En San Cayetano, monseñor Mestre pidió políticas que “generen trabajo digno y bien remunerado para todos lo s argentinos”

También pidió defender y cuida la vida, en especial la vida no nacida.

Esta tarde, ante una multitud de fieles, monseñor Gabriel Mestre presidió la eucaristía en honor a San Cayetano, el patrono del pan y del trabajo. Lo hizo en el escenario montado al costado del Santuario San Cayetano, que está ubicado en Moreno 6776 de Mar del Plata. Concelebró el párroco de la comunidad, Juan Pablo Cayrol, y varios sacerdotes que acompañaron la celebración.

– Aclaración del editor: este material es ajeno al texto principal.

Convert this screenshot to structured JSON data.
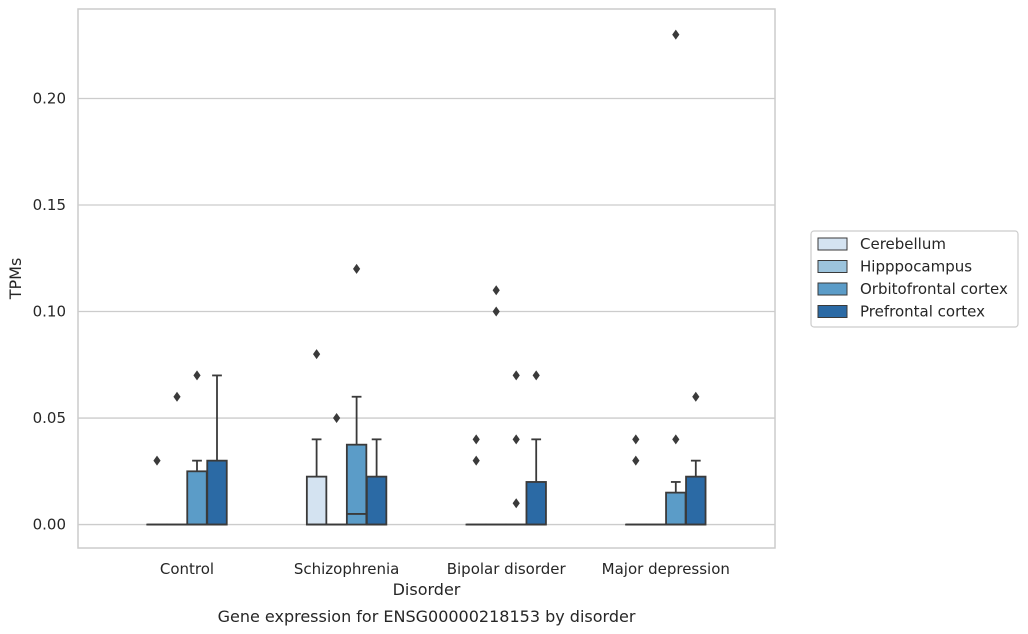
{
  "chart_data": {
    "type": "boxplot",
    "xlabel": "Disorder",
    "ylabel": "TPMs",
    "caption": "Gene expression for ENSG00000218153 by disorder",
    "ylim": [
      -0.011,
      0.242
    ],
    "yticks": [
      0.0,
      0.05,
      0.1,
      0.15,
      0.2
    ],
    "ytick_labels": [
      "0.00",
      "0.05",
      "0.10",
      "0.15",
      "0.20"
    ],
    "grid": true,
    "legend_position": "right",
    "categories": [
      "Control",
      "Schizophrenia",
      "Bipolar disorder",
      "Major depression"
    ],
    "series": [
      {
        "name": "Cerebellum",
        "color": "#d4e3f1",
        "boxes": [
          {
            "q1": 0,
            "median": 0,
            "q3": 0,
            "whisker_low": 0,
            "whisker_high": 0,
            "outliers": [
              0.03
            ]
          },
          {
            "q1": 0,
            "median": 0,
            "q3": 0.0225,
            "whisker_low": 0,
            "whisker_high": 0.04,
            "outliers": [
              0.08
            ]
          },
          {
            "q1": 0,
            "median": 0,
            "q3": 0,
            "whisker_low": 0,
            "whisker_high": 0,
            "outliers": [
              0.03,
              0.04
            ]
          },
          {
            "q1": 0,
            "median": 0,
            "q3": 0,
            "whisker_low": 0,
            "whisker_high": 0,
            "outliers": [
              0.03,
              0.04
            ]
          }
        ]
      },
      {
        "name": "Hipppocampus",
        "color": "#9cc4dd",
        "boxes": [
          {
            "q1": 0,
            "median": 0,
            "q3": 0,
            "whisker_low": 0,
            "whisker_high": 0,
            "outliers": [
              0.06
            ]
          },
          {
            "q1": 0,
            "median": 0,
            "q3": 0,
            "whisker_low": 0,
            "whisker_high": 0,
            "outliers": [
              0.05
            ]
          },
          {
            "q1": 0,
            "median": 0,
            "q3": 0,
            "whisker_low": 0,
            "whisker_high": 0,
            "outliers": [
              0.1,
              0.11
            ]
          },
          {
            "q1": 0,
            "median": 0,
            "q3": 0,
            "whisker_low": 0,
            "whisker_high": 0,
            "outliers": []
          }
        ]
      },
      {
        "name": "Orbitofrontal cortex",
        "color": "#5b9cc8",
        "boxes": [
          {
            "q1": 0,
            "median": 0,
            "q3": 0.025,
            "whisker_low": 0,
            "whisker_high": 0.03,
            "outliers": [
              0.07
            ]
          },
          {
            "q1": 0,
            "median": 0.005,
            "q3": 0.0375,
            "whisker_low": 0,
            "whisker_high": 0.06,
            "outliers": [
              0.12
            ]
          },
          {
            "q1": 0,
            "median": 0,
            "q3": 0,
            "whisker_low": 0,
            "whisker_high": 0,
            "outliers": [
              0.01,
              0.04,
              0.07
            ]
          },
          {
            "q1": 0,
            "median": 0,
            "q3": 0.015,
            "whisker_low": 0,
            "whisker_high": 0.02,
            "outliers": [
              0.04,
              0.23
            ]
          }
        ]
      },
      {
        "name": "Prefrontal cortex",
        "color": "#2b6aa5",
        "boxes": [
          {
            "q1": 0,
            "median": 0,
            "q3": 0.03,
            "whisker_low": 0,
            "whisker_high": 0.07,
            "outliers": []
          },
          {
            "q1": 0,
            "median": 0,
            "q3": 0.0225,
            "whisker_low": 0,
            "whisker_high": 0.04,
            "outliers": []
          },
          {
            "q1": 0,
            "median": 0,
            "q3": 0.02,
            "whisker_low": 0,
            "whisker_high": 0.04,
            "outliers": [
              0.07
            ]
          },
          {
            "q1": 0,
            "median": 0,
            "q3": 0.0225,
            "whisker_low": 0,
            "whisker_high": 0.03,
            "outliers": [
              0.06
            ]
          }
        ]
      }
    ]
  }
}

Durante la homilía el obispo señaló “una vez más, con esperanza pedimos la mediación del santo de la espiga para que Dios conceda a todos los argentinos tierra, trabajo y techo. Estas tres “t”, tierra, trabajo y techo, que nos regala en su reflexión el querido Papa Francisco”.

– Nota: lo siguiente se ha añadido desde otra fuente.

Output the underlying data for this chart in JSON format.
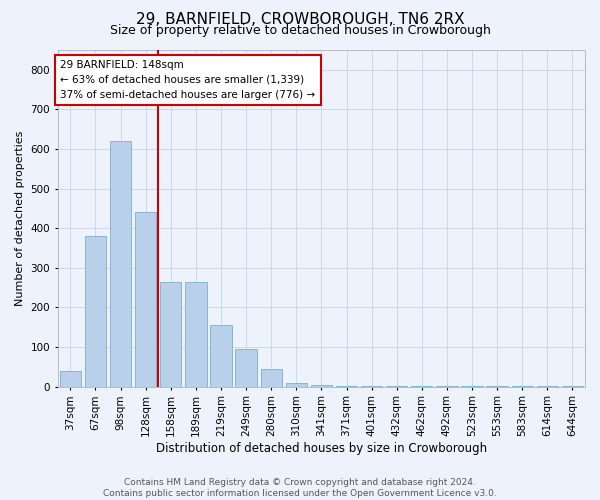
{
  "title": "29, BARNFIELD, CROWBOROUGH, TN6 2RX",
  "subtitle": "Size of property relative to detached houses in Crowborough",
  "xlabel": "Distribution of detached houses by size in Crowborough",
  "ylabel": "Number of detached properties",
  "categories": [
    "37sqm",
    "67sqm",
    "98sqm",
    "128sqm",
    "158sqm",
    "189sqm",
    "219sqm",
    "249sqm",
    "280sqm",
    "310sqm",
    "341sqm",
    "371sqm",
    "401sqm",
    "432sqm",
    "462sqm",
    "492sqm",
    "523sqm",
    "553sqm",
    "583sqm",
    "614sqm",
    "644sqm"
  ],
  "values": [
    40,
    380,
    620,
    440,
    265,
    265,
    155,
    95,
    45,
    10,
    4,
    2,
    1,
    1,
    1,
    1,
    1,
    1,
    1,
    1,
    1
  ],
  "bar_color": "#b8d0ea",
  "bar_edge_color": "#7aaed4",
  "background_color": "#eef3fb",
  "grid_color": "#c8d8ee",
  "marker_bin_index": 3,
  "marker_line_color": "#cc0000",
  "annotation_text": "29 BARNFIELD: 148sqm\n← 63% of detached houses are smaller (1,339)\n37% of semi-detached houses are larger (776) →",
  "annotation_box_color": "#ffffff",
  "annotation_box_edge": "#cc0000",
  "footer": "Contains HM Land Registry data © Crown copyright and database right 2024.\nContains public sector information licensed under the Open Government Licence v3.0.",
  "ylim": [
    0,
    850
  ],
  "yticks": [
    0,
    100,
    200,
    300,
    400,
    500,
    600,
    700,
    800
  ],
  "title_fontsize": 11,
  "subtitle_fontsize": 9,
  "xlabel_fontsize": 8.5,
  "ylabel_fontsize": 8,
  "tick_fontsize": 7.5,
  "annotation_fontsize": 7.5,
  "footer_fontsize": 6.5
}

“Agradecemos a Dios que nos bendice y nos sigue bendiciendo. Damos gracias por el don de la vida, la familia y el trabajo. Agradecemos su poderosa bendición que nos permite seguir caminando juntos defendiendo y cuidando la vida, especialmente la vida inocente, la vida frágil y en situación de vulnerabilidad, la vida no nacida en el seno materno”, expresó el obispo y añadió “pedimos con humildad conceda a todos los argentinos paz, pan, trabajo, tierra y techo. Pedimos que nuestros gobernantes tengan un corazón abierto para conducirnos con justicia y verdad atendiendo con sensibilidad a los más pobres, débiles y sufrientes. ¡Que en la Patria bendita del Pan no haya excluidos ni descartados! Rogamos a nuestros gobernantes que propicien políticas que generen trabajo digno y bien remunerado para todos los argentinos”.

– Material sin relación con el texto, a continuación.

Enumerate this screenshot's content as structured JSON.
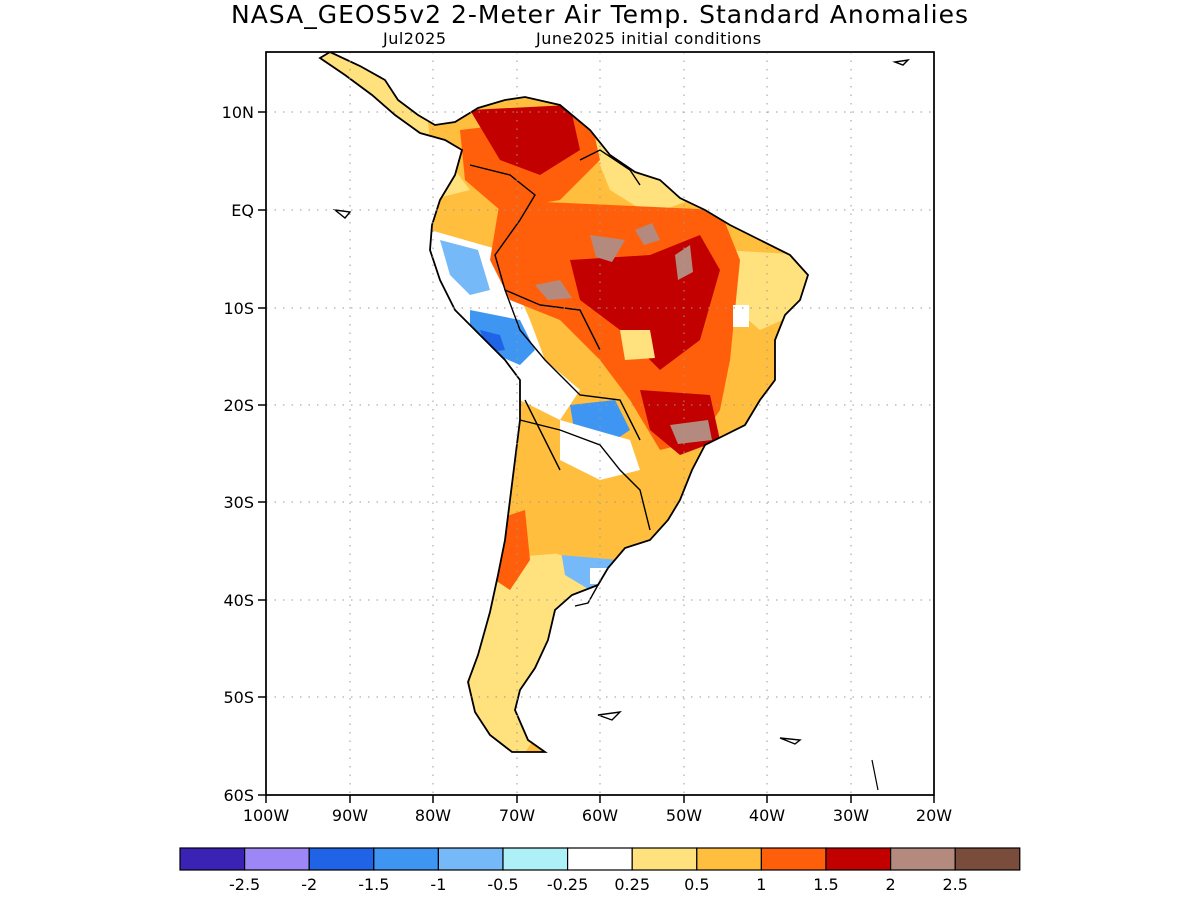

“En la primera lectura de hoy, además de quedar en claro que es Dios quién bendice y es la fuente de toda bendición, aparecen Moisés, Aarón y los hijos de Aarón como instrumentos de esa bendición de Dios. Como ellos, también hoy nosotros somos instrumentos de la bendición de Dios. Con San Cayetano somos instrumentos de la bendición de Dios para cuidar y defender la vida”, concluyó el obispo.

Al finalizar la eucaristía, como es tradicional monseñor Mestre bendijo estampas de los “peregrinos” y a todos los presentes.